« Quand la Reine du ciel posa le pied sur le sol, c’est sur cette pierre qu’elle le posa. » Il faut croire qu’elle était fatiguée du voyage, car elle pesa lourdement.

Comme bien vous le supposez, les Tolédains furent excessivement flattés de cette bonne visite. Mais dans l’impossibilité de la lui rendre ils ont tenu à lui prouver leur gratitude, et par de petits cadeaux entretenir cette amitié distinguée.

Dans une chapelle belle comme un rêve des Mille et une Nuits, ils parèrent leur Vierge comme jamais sultan amoureux ne para l’odalisque chérie. Ils lui achetèrent les plus riches écrins, la plus somptueuse des garde-robes. Certaines de ces jupes sont chargées de pierreries d’une valeur de plusieurs millions de réaux. A chaque fête de l’année, on renouvelle sa toilette, on lui change de robe, de diadème, de boucles d’oreilles, de bagues, de collier.

Le grand luxe des dames espagnoles consistant principalement en bagues, il est tout naturel que la Dame du Paradis en soit chargée.

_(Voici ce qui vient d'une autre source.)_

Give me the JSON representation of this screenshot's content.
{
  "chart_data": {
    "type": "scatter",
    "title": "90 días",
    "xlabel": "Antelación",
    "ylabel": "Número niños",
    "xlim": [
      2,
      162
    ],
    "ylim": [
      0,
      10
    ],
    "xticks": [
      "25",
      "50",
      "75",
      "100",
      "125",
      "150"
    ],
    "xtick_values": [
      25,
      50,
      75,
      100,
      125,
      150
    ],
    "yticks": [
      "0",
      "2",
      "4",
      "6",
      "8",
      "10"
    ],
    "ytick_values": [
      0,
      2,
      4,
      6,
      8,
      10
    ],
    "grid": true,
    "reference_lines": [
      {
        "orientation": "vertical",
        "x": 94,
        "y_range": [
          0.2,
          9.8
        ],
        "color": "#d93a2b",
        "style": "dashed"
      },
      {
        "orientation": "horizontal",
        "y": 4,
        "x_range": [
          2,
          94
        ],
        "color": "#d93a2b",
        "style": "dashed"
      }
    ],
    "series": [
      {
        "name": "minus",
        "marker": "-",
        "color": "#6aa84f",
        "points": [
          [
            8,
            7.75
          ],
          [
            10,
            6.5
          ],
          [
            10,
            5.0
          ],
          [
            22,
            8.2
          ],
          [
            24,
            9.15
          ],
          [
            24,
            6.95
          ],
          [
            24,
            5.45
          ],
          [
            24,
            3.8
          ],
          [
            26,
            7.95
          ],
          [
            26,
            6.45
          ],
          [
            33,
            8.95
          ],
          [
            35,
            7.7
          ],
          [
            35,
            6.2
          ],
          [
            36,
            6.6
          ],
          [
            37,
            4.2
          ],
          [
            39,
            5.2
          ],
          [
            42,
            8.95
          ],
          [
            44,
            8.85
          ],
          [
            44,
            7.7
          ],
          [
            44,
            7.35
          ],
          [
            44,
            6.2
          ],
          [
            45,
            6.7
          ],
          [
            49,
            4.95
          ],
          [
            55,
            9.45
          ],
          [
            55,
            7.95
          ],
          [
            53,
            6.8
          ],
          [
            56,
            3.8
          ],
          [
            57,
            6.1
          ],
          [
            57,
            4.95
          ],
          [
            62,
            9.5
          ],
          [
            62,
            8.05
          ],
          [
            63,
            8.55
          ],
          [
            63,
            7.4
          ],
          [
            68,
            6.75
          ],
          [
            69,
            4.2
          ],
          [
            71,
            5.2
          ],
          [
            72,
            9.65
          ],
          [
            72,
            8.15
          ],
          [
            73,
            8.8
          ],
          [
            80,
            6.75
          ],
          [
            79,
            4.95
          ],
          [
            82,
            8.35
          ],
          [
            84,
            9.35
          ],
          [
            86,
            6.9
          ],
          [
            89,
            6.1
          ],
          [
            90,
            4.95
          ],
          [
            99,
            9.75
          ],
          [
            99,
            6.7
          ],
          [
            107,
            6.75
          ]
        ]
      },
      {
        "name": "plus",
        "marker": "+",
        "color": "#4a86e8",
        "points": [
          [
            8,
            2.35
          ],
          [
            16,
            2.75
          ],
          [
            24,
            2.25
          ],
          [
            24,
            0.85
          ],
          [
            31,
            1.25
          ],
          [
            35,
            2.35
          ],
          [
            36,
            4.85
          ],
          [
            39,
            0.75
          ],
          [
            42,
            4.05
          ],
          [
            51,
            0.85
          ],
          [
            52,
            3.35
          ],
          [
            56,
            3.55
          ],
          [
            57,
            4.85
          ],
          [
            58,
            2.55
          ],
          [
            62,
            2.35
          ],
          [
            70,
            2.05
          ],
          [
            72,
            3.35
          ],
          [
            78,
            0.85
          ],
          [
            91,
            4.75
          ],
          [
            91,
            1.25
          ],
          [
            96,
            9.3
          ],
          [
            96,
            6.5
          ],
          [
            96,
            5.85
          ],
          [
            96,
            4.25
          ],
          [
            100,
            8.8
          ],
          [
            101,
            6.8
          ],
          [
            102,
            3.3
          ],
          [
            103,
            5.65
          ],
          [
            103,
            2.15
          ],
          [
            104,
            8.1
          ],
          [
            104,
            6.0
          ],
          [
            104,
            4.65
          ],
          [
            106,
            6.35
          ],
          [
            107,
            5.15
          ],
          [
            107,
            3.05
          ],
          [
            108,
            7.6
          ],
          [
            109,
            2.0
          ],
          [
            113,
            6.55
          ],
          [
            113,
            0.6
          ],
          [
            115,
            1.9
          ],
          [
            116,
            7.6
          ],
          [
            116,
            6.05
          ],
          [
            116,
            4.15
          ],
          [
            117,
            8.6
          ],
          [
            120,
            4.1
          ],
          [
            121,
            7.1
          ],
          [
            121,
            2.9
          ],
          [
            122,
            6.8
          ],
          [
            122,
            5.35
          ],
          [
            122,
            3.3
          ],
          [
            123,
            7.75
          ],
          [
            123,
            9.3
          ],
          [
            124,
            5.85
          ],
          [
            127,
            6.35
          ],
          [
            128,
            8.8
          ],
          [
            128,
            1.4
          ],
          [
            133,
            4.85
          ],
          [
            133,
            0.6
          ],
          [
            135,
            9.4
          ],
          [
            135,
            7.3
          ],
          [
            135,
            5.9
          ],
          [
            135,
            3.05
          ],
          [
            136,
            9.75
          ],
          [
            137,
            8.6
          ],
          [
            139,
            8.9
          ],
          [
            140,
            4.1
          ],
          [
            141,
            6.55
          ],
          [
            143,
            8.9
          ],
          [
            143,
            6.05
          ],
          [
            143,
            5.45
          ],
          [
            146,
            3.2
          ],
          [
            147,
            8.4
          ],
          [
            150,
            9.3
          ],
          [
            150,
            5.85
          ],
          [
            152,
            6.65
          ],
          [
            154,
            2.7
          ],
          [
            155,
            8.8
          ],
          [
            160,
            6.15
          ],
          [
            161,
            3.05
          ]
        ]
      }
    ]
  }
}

Vous avouerez avec moi que les bons Tolédains ne pouvaient mieux faire les choses et montrer plus décemment combien ils étaient sensibles aux excellents procédés de la Mère de Dieu.

En m’extasiant devant cette splendide toilette, l’idée me vint de demander si le trousseau était complet, si enfin en lui changeant de robe on lui changeait aussi de chemise.

Le sacristain que j’interrogeai timidement me répliqua, indigné de mon doute :

« Une chemise ! certainement elle a une chemise, et toute brodée de fleurs d’argent.

— Ah !

— Oui, monsieur, et je vous prie de croire qu’elle est aussi propre que le reste. »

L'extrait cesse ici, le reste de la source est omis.